Implications de la cartographie
Même dans ce petit échantillon de tissu, les chercheurs ont fait un certain nombre de découvertes qui ont soulevé des questions sur le développement neuronal normal. Ils ont notamment remarqué des caractéristiques étranges, comme quelques neurones ayant établi plus de 50 connexions entre eux, ainsi que des dendrites nouées. Ces phénomènes étaient différents de ce qui avait été documenté auparavant, ce qui soulève de nombreuses questions quant à savoir si ces phénomènes pourraient être révélateurs d'une sorte de problème de développement ou non.
Dans ce petit ensemble de données, il est possible qu'il s'agisse de caractéristiques associées à l'épilepsie – puisque cet échantillon a été obtenu à partir du cerveau d'une personne souffrant de cette maladie – mais sans obtenir plus de données avec lesquelles comparer, il sera extrêmement difficile de tirer des conclusions définitives. Cela nous laisse pour l’instant à la fois avec des perspectives très excitantes et la sombre réalisation de la difficulté de développer cet effort.

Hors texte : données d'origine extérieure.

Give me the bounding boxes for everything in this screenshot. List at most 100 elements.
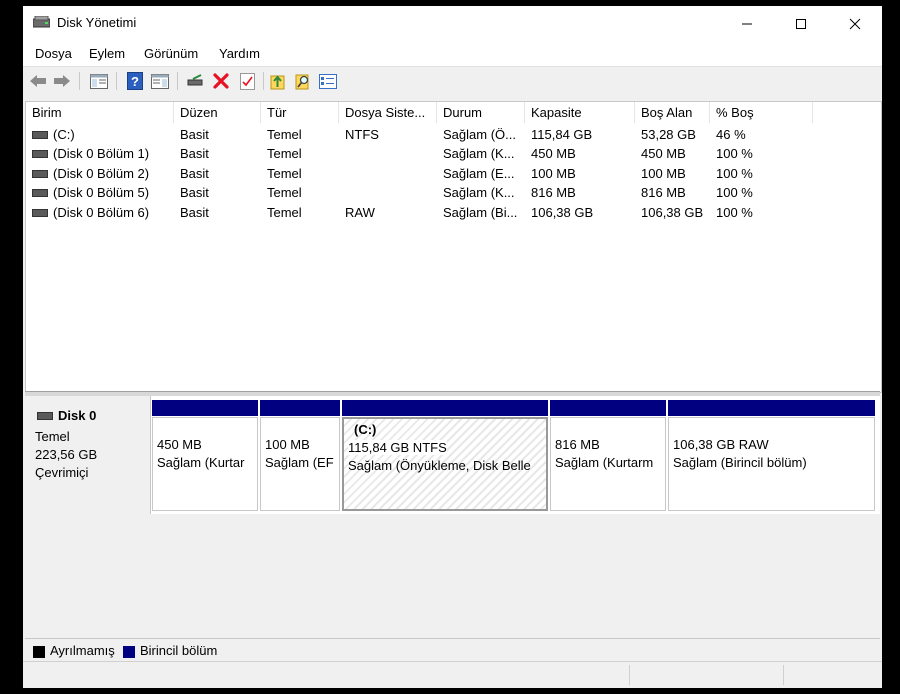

Comme le montre le niveau de détail des résultats de cette expérience, nous pouvons probablement en apprendre beaucoup sur la structure et le fonctionnement du cerveau, surtout une fois que nous parviendrons à caractériser encore plus de tissus cérébraux, ce qui nous permettra de comparer et de contraster entre les individus en bonne santé et ceux. nous avons souffert de diverses conditions dans la vie. En raison de la méthode de numérisation utilisée, le tissu doit provenir soit d'une biopsie (comme dans ce cas), soit d'un don post mortem, ce qui ajoute son propre ensemble de défis.
L'effort nécessaire pour préparer uniquement celui-ci 1 mm3 L’échantillon, l’énorme ensemble de données qu’il a généré et le processus de traitement et de réassemblage post-analyse encore imparfait posent des obstacles importants. Considérant que le cerveau humain adulte moyen a un volume d'environ 1 200 cm3 (1 200 000 millimètres3), le projet de séquençage du génome humain ressemble soudain à un défi facile en après-midi.
Cela dit, tout comme pour le projet sur le génome humain, nous trouverons probablement des moyens d’optimiser le projet de cartographie cérébrale. Une fois que nous l’aurons fait, nous pouvons nous attendre à une vague de nouvelles connaissances sur des aspects du cerveau humain qui nous ont intrigués pendant des siècles, ce qui en vaudrait vraiment la peine.